HOW VERY UNGENEROUS of Joan Acocella. In her long New Yorker essay about hangovers, “A Few Too Many” (May 26, $4.50), she cites Kingsley Amis several times, quotes him at length and mentions (without naming them) his three books on drinking but she fails to point out that Everyday Drinking: The Distilled Kingsley Amis (Bloomsbury, $19.99) is being published this week. It’s those same three books gathered in a single volume and introduced by Christopher Hitchens (like Amis, a dedicated booze hound), and it’s riotously funny, at least for the first 100 pages. Here’s a taste:
“Alcohol science is full of crap. It will tell you, for instance, that drink does not really warm you up, it only makes you feel warm—oh, I see; and it will go on about alcohol being not a stimulant but a depressant, which turns out to mean that it depresses qualities like shyness and self-criticism, and so makes you behave as if you had been stimulated—thanks. In the same style, the said science will maintain that alcohol does not really fatten you, it only sets in motion a process at the end of which you weigh more. Nevertheless, strong drink does, more than anything else taken by mouth, apart from stuff like cement, cram on the poundage.”
Amis’ chapter “The Hangover” makes sheer delight out of a painful subject. Sadly, Ms. Acocella’s essay, which is full of “alcohol science,” doesn’t quite pull off the same trick.
USEFUL AND RELIABLY SENSIBLE, Bryson’s Dictionary for Writers and Editors (Broadway, $22) is one of those rare reference books that’s a pleasure to read; look up one word because you need to, and you’ll find yourself browsing, seduced by Bill Bryson’s quiet wit—and curious, too, about his choices. He admits upfront that this “guide to the problems of English spelling and usage” is a “personal collection,” that it reflects his own taste and experience (is that why there’s an entry for Barack Obama, but none for Hillary Clinton or John McCain?), and he makes his dislikes apparent with blunt admonishment:
“Pique. Resentment. ‘Fit of pique’ is a cliché.”
“Time, at this moment in. Unless you are striving for an air of linguistic ineptitude, never use this expression. Say ‘Now.’”

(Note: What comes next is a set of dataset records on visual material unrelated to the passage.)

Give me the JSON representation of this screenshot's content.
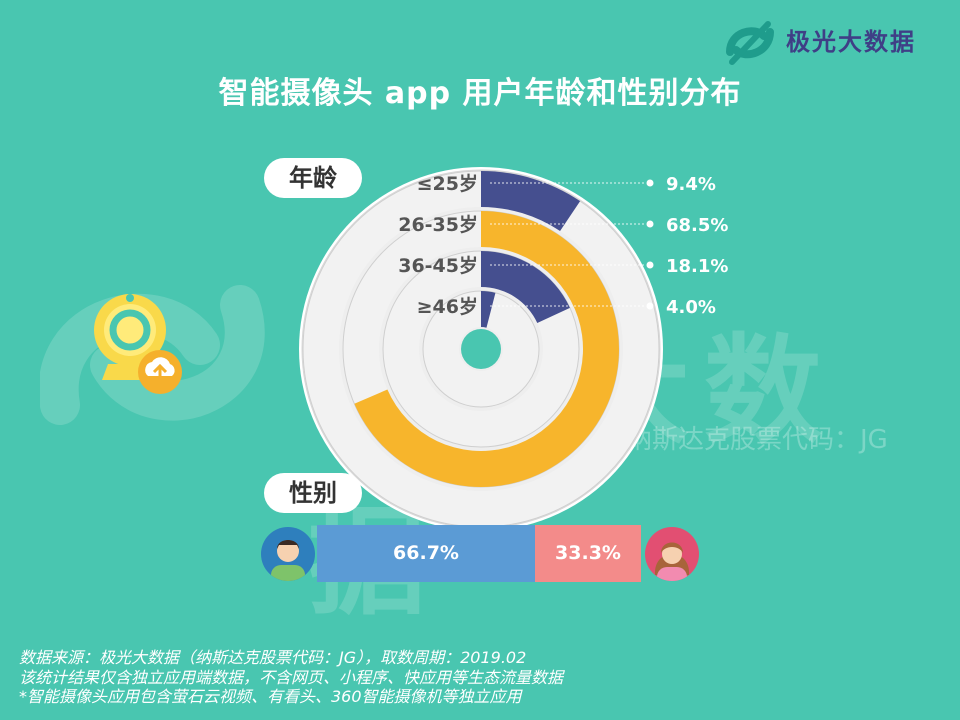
{
  "brand": {
    "name": "极光大数据"
  },
  "title": "智能摄像头 app 用户年龄和性别分布",
  "watermark": {
    "text": "极光大数据",
    "sub": "纳斯达克股票代码：JG"
  },
  "section_labels": {
    "age": "年龄",
    "gender": "性别"
  },
  "colors": {
    "background": "#49c6b0",
    "navy": "#454f8f",
    "yellow": "#f7b52c",
    "track": "#eeeeee",
    "male": "#5b9bd5",
    "female": "#f38b8a"
  },
  "chart_data": [
    {
      "type": "donut",
      "title": "",
      "rings": [
        {
          "label": "≤25岁",
          "value": 9.4,
          "value_label": "9.4%"
        },
        {
          "label": "26-35岁",
          "value": 68.5,
          "value_label": "68.5%"
        },
        {
          "label": "36-45岁",
          "value": 18.1,
          "value_label": "18.1%"
        },
        {
          "label": "≥46岁",
          "value": 4.0,
          "value_label": "4.0%"
        }
      ]
    },
    {
      "type": "bar",
      "orientation": "stacked-horizontal",
      "categories": [
        "男",
        "女"
      ],
      "values": [
        66.7,
        33.3
      ],
      "value_labels": [
        "66.7%",
        "33.3%"
      ]
    }
  ],
  "notes": [
    "数据来源：极光大数据（纳斯达克股票代码：JG），取数周期：2019.02",
    "该统计结果仅含独立应用端数据，不含网页、小程序、快应用等生态流量数据",
    "*智能摄像头应用包含萤石云视频、有看头、360智能摄像机等独立应用"
  ]
}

You’d expect that the author of a tome called A Short History of Nearly Everything (2003) would have a wide range of interests, but I was nonetheless impressed when I found out on one page that Frank Gehry was born Ephraim Owen Goldberg and on the next that gentoo is a breed of penguin.
One last entry:
“Kudos is a Greek word meaning fame or glory. Though often treated as a plural, it is in fact singular. Thus, it should be ‘the kudos that was his due.’”
OR PERHAPS THE KUDOS that was her due. The PEN American Center is handing out literary prizes this week, and two of the cleverest women in New York are to be honored: Janet Malcolm, who won the PEN/Jacqueline Bograd Weld Award for her biography Two Lives: Gertrude and Alice (Yale, $25); and Cynthia Ozick, who won the PEN/Nabokov Award for the splendid entirety of her work. Hats off.